Barnett's new position does not carry the same authority as the job of managing partner, who oversees the firm's day-to-day operations and has final authority on all issues of compensation and management. But she says she considers the two positions "co-equal" and has no regrets. "I'm one of two people running Holland & Knight. I'm in a position I chose," says Barnett, who in 1998 was named one of the 50 most influential women lawyers in the country by the National Law Journal.
Barnett also expects the chairperson's job to evolve to have broader authority and responsibility for setting firm policy. "During Bill McBride's era, the board of directors was really more of a sounding board for Bill," Barnett says. "The role ... has changed in the past couple of years ... increasingly setting policy for the firm."
Glass ceiling
Lingering in the wake of Barnett's decision is the unanswered question of what effect a successful bid for managing partner might have had on the glass ceiling for women lawyers at law firms.
A recently released report by the American Bar Association's Commission on Women in the Profession cites studies that show men are "twice as likely as similarly qualified women to obtain partnerships."
A study by the National Association for Law Placement found that women accounted for about 16% of law firm partners in 2001. Florida's average was slightly higher, with about 17%, an average that was boosted by numbers in Miami, where 20% of partners are women. The study found the Tampa-St. Petersburg area lagging at 14.5%.
The study did not look at law firm management. "It is a small club," acknowledges Rhea Law, president and chief executive of 175-lawyer Fowler White Boggs Banker in Tampa and the only woman in the state managing a large law firm.
Barnett says she knows that her decision not to seek the managing partner's job at Holland & Knight will disappoint some women. But, she says, "I couldn't be happier about where I've ended up."
Securities Law
BARRED!
Demand for Florida securities lawyers is picking up in the wake of a recent Florida Supreme Court declaration that out-of-state lawyers can't represent clients in securities arbitration proceedings in Florida unless they are members of the Florida Bar.
The opinion has left some clients facing the prospect of having to switch lawyers in midstream and has Florida securities lawyers fielding telephone calls from anxious lawyers and brokerages all over the country.
"We've gotten inquiries from clients who have questions about whether their in-house lawyers can perform certain functions," says Bennett Falk, a securities partner in the Miami office of Morgan, Lewis & Bockius who represents brokers and dealers in securities arbitrations.

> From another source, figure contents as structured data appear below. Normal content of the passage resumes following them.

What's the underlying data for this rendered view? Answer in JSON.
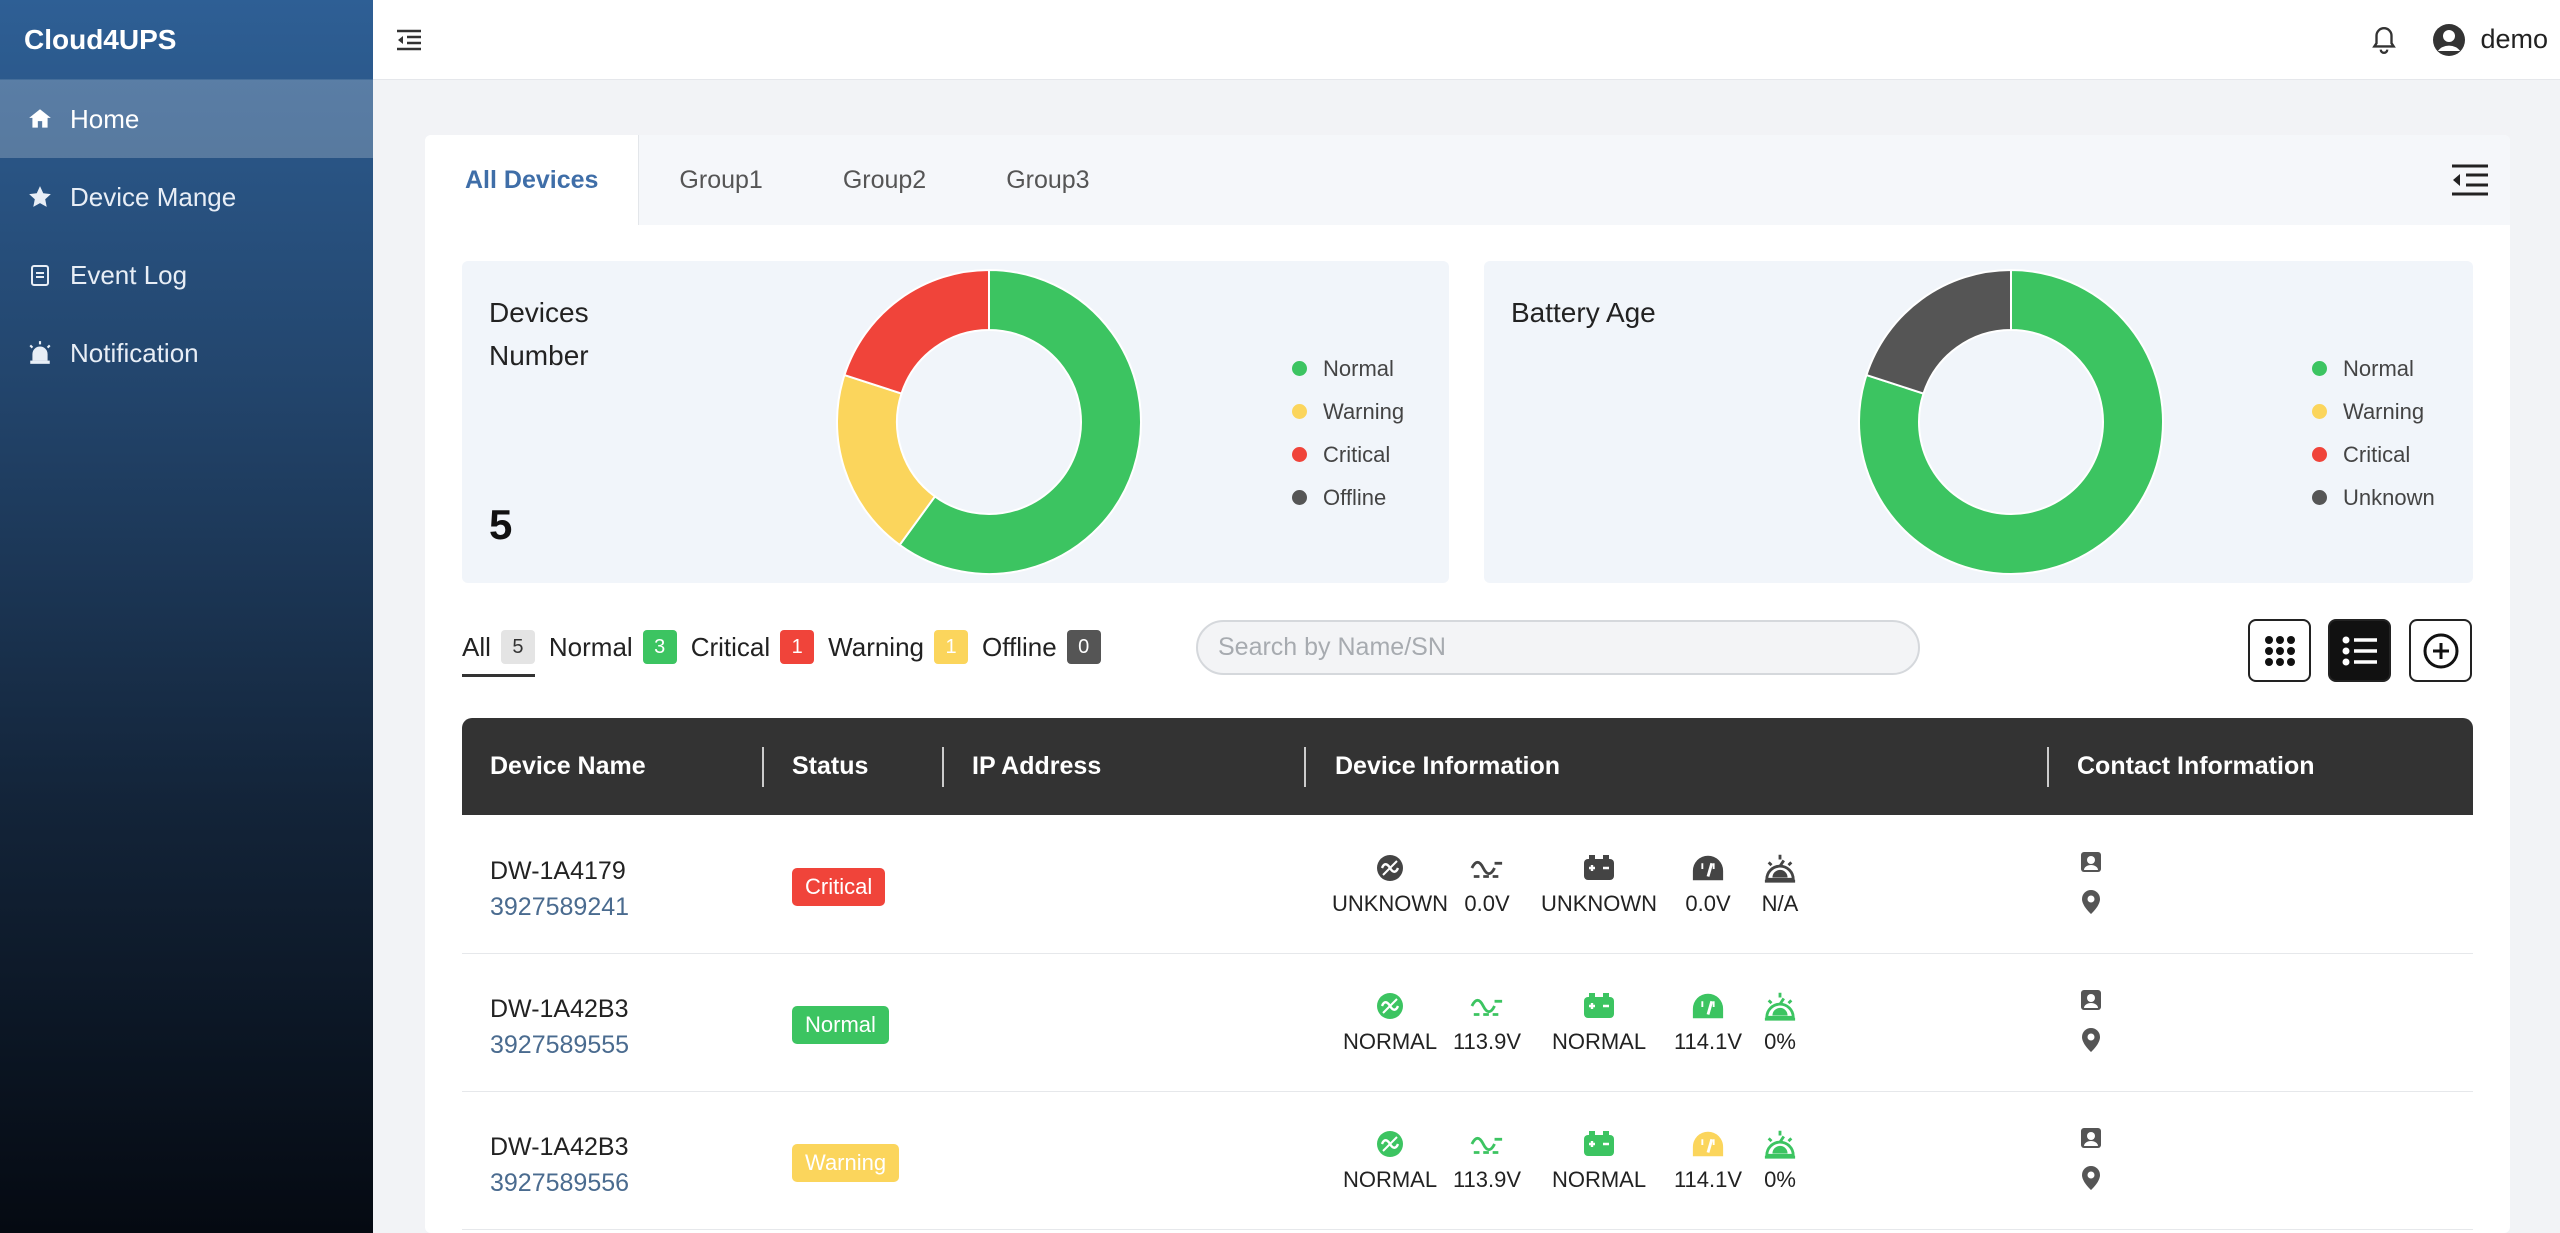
{
  "app": {
    "brand": "Cloud4UPS"
  },
  "sidebar": {
    "items": [
      {
        "label": "Home",
        "icon": "home-icon",
        "active": true
      },
      {
        "label": "Device Mange",
        "icon": "star-icon",
        "active": false
      },
      {
        "label": "Event Log",
        "icon": "clipboard-icon",
        "active": false
      },
      {
        "label": "Notification",
        "icon": "alarm-icon",
        "active": false
      }
    ]
  },
  "header": {
    "username": "demo"
  },
  "tabs": [
    {
      "label": "All Devices",
      "active": true
    },
    {
      "label": "Group1",
      "active": false
    },
    {
      "label": "Group2",
      "active": false
    },
    {
      "label": "Group3",
      "active": false
    }
  ],
  "colors": {
    "normal": "#3cc461",
    "warning": "#fbd55c",
    "critical": "#f0443a",
    "offline": "#555555",
    "accent": "#3f6ea8"
  },
  "devices_card": {
    "title_line1": "Devices",
    "title_line2": "Number",
    "total": "5",
    "legend": [
      "Normal",
      "Warning",
      "Critical",
      "Offline"
    ]
  },
  "battery_card": {
    "title": "Battery Age",
    "legend": [
      "Normal",
      "Warning",
      "Critical",
      "Unknown"
    ]
  },
  "chart_data": [
    {
      "type": "pie",
      "labels": [
        "Normal",
        "Warning",
        "Critical",
        "Offline"
      ],
      "values": [
        3,
        1,
        1,
        0
      ],
      "colors": [
        "#3cc461",
        "#fbd55c",
        "#f0443a",
        "#555555"
      ],
      "legend": "right"
    },
    {
      "type": "pie",
      "labels": [
        "Normal",
        "Warning",
        "Critical",
        "Unknown"
      ],
      "values": [
        4,
        0,
        0,
        1
      ],
      "colors": [
        "#3cc461",
        "#fbd55c",
        "#f0443a",
        "#555555"
      ],
      "legend": "right"
    }
  ],
  "filters": {
    "all": {
      "label": "All",
      "count": "5"
    },
    "normal": {
      "label": "Normal",
      "count": "3"
    },
    "critical": {
      "label": "Critical",
      "count": "1"
    },
    "warning": {
      "label": "Warning",
      "count": "1"
    },
    "offline": {
      "label": "Offline",
      "count": "0"
    }
  },
  "search": {
    "placeholder": "Search by Name/SN",
    "value": ""
  },
  "table": {
    "headers": {
      "name": "Device Name",
      "status": "Status",
      "ip": "IP Address",
      "info": "Device Information",
      "contact": "Contact Information"
    },
    "rows": [
      {
        "name": "DW-1A4179",
        "sn": "3927589241",
        "status": "Critical",
        "ip": "",
        "input_status": "UNKNOWN",
        "input_voltage": "0.0V",
        "battery_status": "UNKNOWN",
        "battery_voltage": "0.0V",
        "load": "N/A",
        "icon_colors": [
          "#444444",
          "#444444",
          "#444444",
          "#444444",
          "#444444"
        ]
      },
      {
        "name": "DW-1A42B3",
        "sn": "3927589555",
        "status": "Normal",
        "ip": "",
        "input_status": "NORMAL",
        "input_voltage": "113.9V",
        "battery_status": "NORMAL",
        "battery_voltage": "114.1V",
        "load": "0%",
        "icon_colors": [
          "#3cc461",
          "#3cc461",
          "#3cc461",
          "#3cc461",
          "#3cc461"
        ]
      },
      {
        "name": "DW-1A42B3",
        "sn": "3927589556",
        "status": "Warning",
        "ip": "",
        "input_status": "NORMAL",
        "input_voltage": "113.9V",
        "battery_status": "NORMAL",
        "battery_voltage": "114.1V",
        "load": "0%",
        "icon_colors": [
          "#3cc461",
          "#3cc461",
          "#3cc461",
          "#fbd55c",
          "#3cc461"
        ]
      }
    ]
  }
}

The opinion finds West Palm Beach lawyer Albert A. Rapoport, a 40-year lawyer who is admitted to practice in Washington, D.C., but not in Florida, guilty of the unlicensed practice of law for representing customers in arbitration proceedings against securities brokers and dealers. The case was brought by the Florida Bar's unlicensed practice of law (UPL) division.
"It's really a public protection issue," says Florida Bar UPL counsel Lori Holcomb. Out-of-state lawyers, she says, "have not met Florida's requirements, and more importantly, they're not bound by Florida's ethics laws."
Clients who are the victim of unethical or incompetent representation by out-of-state lawyers have very little recourse, she says. Some state Bar associations won't pursue a complaint against a lawyer if the alleged mis-behavior occurred outside of their jurisdiction.
A Florida Bar committee is currently considering a rule that would allow out-of-state lawyers to get temporary authority to represent a client on a specific matter if they agreed to be bound by the state's ethics rules.
Briefly . . .
The Florida Supreme Court has ruled that Pensacola County court Judge Patricia Kinsey will get to keep her job but must pay $50,000 in fines for promising voters a prosecution-friendly approach to the job during her 1998 campaign.